The diagram below outlines the abstraction of the fabric:

Key Benefits
  1. Standardized data access: unified access to security content, event logs, and other high-volume telemetry (e.g., network traffic) streamlines workflows across the board. Triaging accuracy and hunting efficiency increases because contextualization becomes easier. End-to-end detection engineering becomes faster because feature extraction, model validation, and generation of security-content uses a single data interface. Response becomes more targeted and possible to automate when more data for decision support is present.
  2. Improved collaboration: given the drastic talent shortage, productivity in the SOC is key. In particular, this means efficient collaboration between the central roles. When SOC Analyst, Detection Engineer, and Data Scientist can work with the same interface, their throughput improves across the board, reducing friction and improving all central MTT* metrics, e.g., mean-time-to-{triage,detect,investigate,respond}.
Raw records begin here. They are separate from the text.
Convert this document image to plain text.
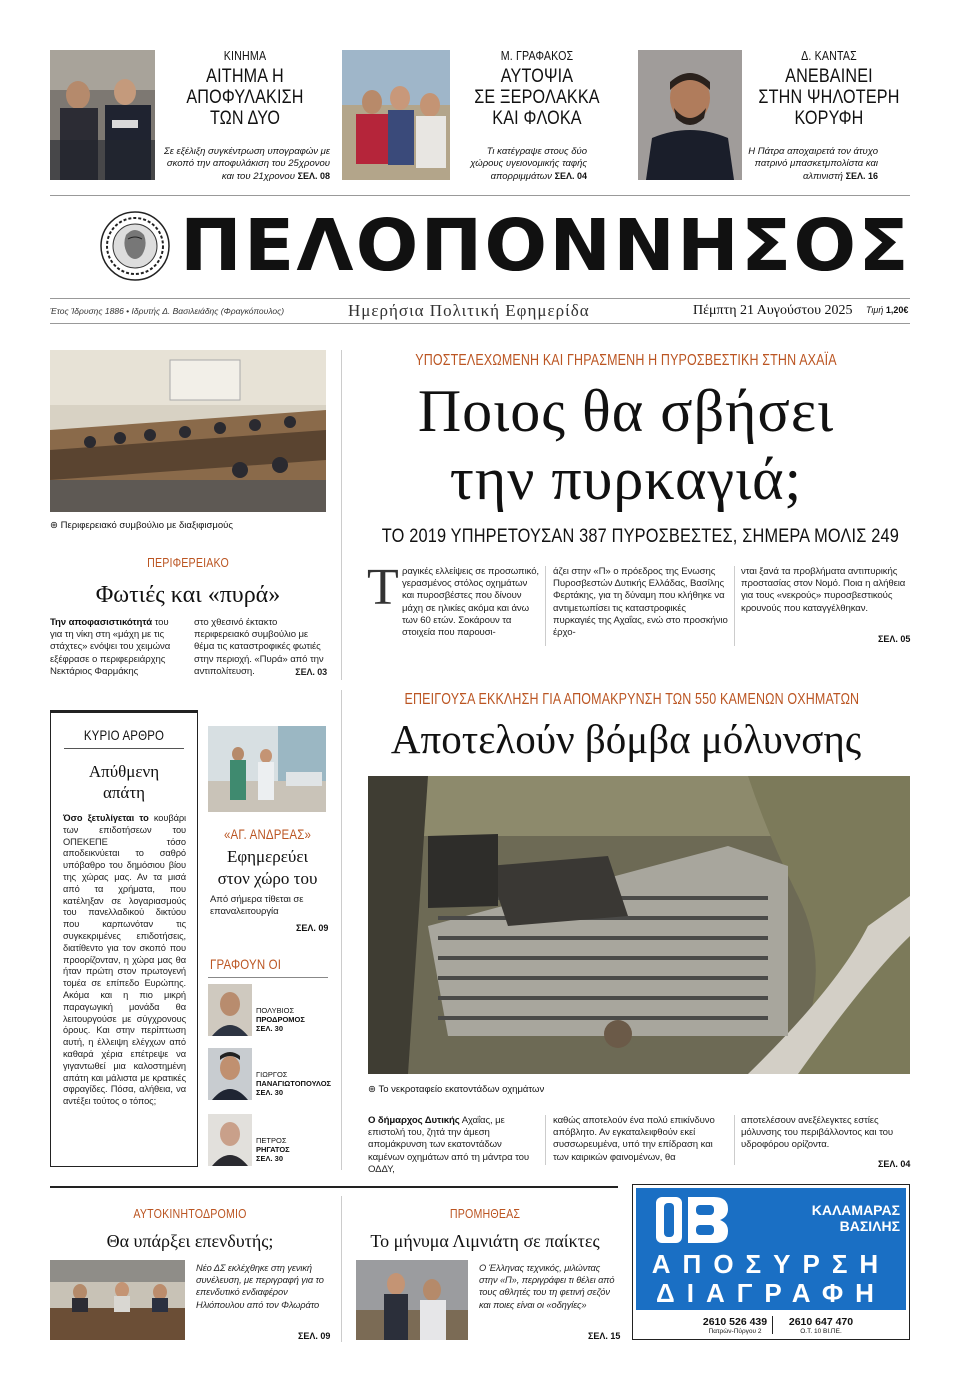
ΚΙΝΗΜΑ
ΑΙΤΗΜΑ Η
ΑΠΟΦΥΛΑΚΙΣΗ
ΤΩΝ ΔΥΟ
Σε εξέλιξη συγκέντρωση υπογραφών με σκοπό την αποφυλάκιση του 25χρονου και του 21χρονου ΣΕΛ. 08
Μ. ΓΡΑΦΑΚΟΣ
ΑΥΤΟΨΙΑ
ΣΕ ΞΕΡΟΛΑΚΚΑ
ΚΑΙ ΦΛΟΚΑ
Τι κατέγραψε στους δύο χώρους υγειονομικής ταφής απορριμμάτων ΣΕΛ. 04
Δ. ΚΑΝΤΑΣ
ΑΝΕΒΑΙΝΕΙ
ΣΤΗΝ ΨΗΛΟΤΕΡΗ
ΚΟΡΥΦΗ
Η Πάτρα αποχαιρετά τον άτυχο πατρινό μπασκετμπολίστα και αλπινιστή ΣΕΛ. 16
ΠΕΛΟΠΟΝΝΗΣΟΣ
Έτος Ίδρυσης 1886 • Ιδρυτής Δ. Βασιλειάδης (Φραγκόπουλος)	Ημερήσια Πολιτική Εφημερίδα	Πέμπτη 21 Αυγούστου 2025 Τιμή 1,20€
⊛ Περιφερειακό συμβούλιο με διαξιφισμούς
ΠΕΡΙΦΕΡΕΙΑΚΟ
Φωτιές και «πυρά»
Την αποφασιστικότητά του για τη νίκη στη «μάχη με τις στάχτες» ενόψει του χειμώνα εξέφρασε ο περιφερειάρχης Νεκτάριος Φαρμάκης
στο χθεσινό έκτακτο περιφερειακό συμβούλιο με θέμα τις καταστροφικές φωτιές στην περιοχή. «Πυρά» από την αντιπολίτευση.	ΣΕΛ. 03
ΥΠΟΣΤΕΛΕΧΩΜΕΝΗ ΚΑΙ ΓΗΡΑΣΜΕΝΗ Η ΠΥΡΟΣΒΕΣΤΙΚΗ ΣΤΗΝ ΑΧΑΪΑ
Ποιος θα σβήσει
την πυρκαγιά;
ΤΟ 2019 ΥΠΗΡΕΤΟΥΣΑΝ 387 ΠΥΡΟΣΒΕΣΤΕΣ, ΣΗΜΕΡΑ ΜΟΛΙΣ 249
Τ ραγικές ελλείψεις σε προσωπικό, γερασμένος στόλος οχημάτων και πυροσβέστες που δίνουν μάχη σε ηλικίες ακόμα και άνω των 60 ετών. Σοκάρουν τα στοιχεία που παρουσι-
άζει στην «Π» ο πρόεδρος της Ενωσης Πυροσβεστών Δυτικής Ελλάδας, Βασίλης Φερτάκης, για τη δύναμη που κλήθηκε να αντιμετωπίσει τις καταστροφικές πυρκαγιές της Αχαΐας, ενώ στο προσκήνιο έρχο-
νται ξανά τα προβλήματα αντιπυρικής προστασίας στον Νομό. Ποια η αλήθεια για τους «νεκρούς» πυροσβεστικούς κρουνούς που καταγγέλθηκαν.
ΣΕΛ. 05
ΚΥΡΙΟ ΑΡΘΡΟ
Απύθμενη
απάτη
Όσο ξετυλίγεται το κουβάρι των επιδοτήσεων του ΟΠΕΚΕΠΕ τόσο αποδεικνύεται το σαθρό υπόβαθρο του δημόσιου βίου της χώρας μας. Αν τα μισά από τα χρήματα, που κατέληξαν σε λογαριασμούς του πανελλαδικού δικτύου που καρπωνόταν τις συγκεκριμένες επιδοτήσεις, διατίθεντο για τον σκοπό που προορίζονταν, η χώρα μας θα ήταν πρώτη στον πρωτογενή τομέα σε επίπεδο Ευρώπης. Ακόμα και η πιο μικρή παραγωγική μονάδα θα λειτουργούσε με σύγχρονους όρους. Και στην περίπτωση αυτή, η έλλειψη ελέγχων από καθαρά χέρια επέτρεψε να γιγαντωθεί μια καλοστημένη απάτη και μάλιστα με κρατικές σφραγίδες. Πόσα, αλήθεια, να αντέξει τούτος ο τόπος;
«ΑΓ. ΑΝΔΡΕΑΣ»
Εφημερεύει
στον χώρο του
Από σήμερα τίθεται σε επαναλειτουργία
ΣΕΛ. 09
ΓΡΑΦΟΥΝ ΟΙ
ΠΟΛΥΒΙΟΣ
ΠΡΟΔΡΟΜΟΣ
ΣΕΛ. 30
ΓΙΩΡΓΟΣ
ΠΑΝΑΓΙΩΤΟΠΟΥΛΟΣ
ΣΕΛ. 30
ΠΕΤΡΟΣ
ΡΗΓΑΤΟΣ
ΣΕΛ. 30
ΕΠΕΙΓΟΥΣΑ ΕΚΚΛΗΣΗ ΓΙΑ ΑΠΟΜΑΚΡΥΝΣΗ ΤΩΝ 550 ΚΑΜΕΝΩΝ ΟΧΗΜΑΤΩΝ
Αποτελούν βόμβα μόλυνσης
⊛ Το νεκροταφείο εκατοντάδων οχημάτων
Ο δήμαρχος Δυτικής Αχαΐας, με επιστολή του, ζητά την άμεση απομάκρυνση των εκατοντάδων καμένων οχημάτων από τη μάντρα του ΟΔΔΥ,
καθώς αποτελούν ένα πολύ επικίνδυνο απόβλητο. Αν εγκαταλειφθούν εκεί συσσωρευμένα, υπό την επίδραση και των καιρικών φαινομένων, θα
αποτελέσουν ανεξέλεγκτες εστίες μόλυνσης του περιβάλλοντος και του υδροφόρου ορίζοντα.
ΣΕΛ. 04
ΑΥΤΟΚΙΝΗΤΟΔΡΟΜΙΟ
Θα υπάρξει επενδυτής;
Νέο ΔΣ εκλέχθηκε στη γενική συνέλευση, με περιγραφή για το επενδυτικό ενδιαφέρον Ηλιόπουλου από τον Φλωράτο
ΣΕΛ. 09
ΠΡΟΜΗΘΕΑΣ
Το μήνυμα Λιμνιάτη σε παίκτες
Ο Έλληνας τεχνικός, μιλώντας στην «Π», περιγράφει τι θέλει από τους αθλητές του τη φετινή σεζόν και ποιες είναι οι «οδηγίες»
ΣΕΛ. 15
ΚΑΛΑΜΑΡΑΣ
ΒΑΣΙΛΗΣ
ΑΠΟΣΥΡΣΗ
ΔΙΑΓΡΑΦΗ
2610 526 439
Πατρών-Πύργου 2
2610 647 470
Ο.Τ. 10 ΒΙ.ΠΕ.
  3. Sustainable architecture: when the fabric facilitates the use cases, onboarding new security tools becomes a matter of telling the fabric how to expose itself. XDR is no longer a product but an outcome. Likewise, SIEM is a process rather than a monolith data silo. The byproduct of this indirection is linear incremental deployability rather than quadratic overhead, meaning, you only have to onboard a tool once to the fabric, and then all others can interact with it. This also makes for easier benchmarking of security tools under evaluation by feeding both the same data feed. For example, determining which tools have the lowest false-postive rate can greately inform your investment decision. It also simplifies switching from a legacy tool to a new one, as the new one can run ramp up in parallel before turning off the old one. Now we're back to best-of-breed with full control.
Security Data Lake

Related is the concept of a security data lake. The difference is that the fabric goes beyond analytic processing of security data and enables use cases across tools by providing a standardized communication medium. The fabric may leverage one or more lakes, but the primary focus is on providing unified access to federated security services.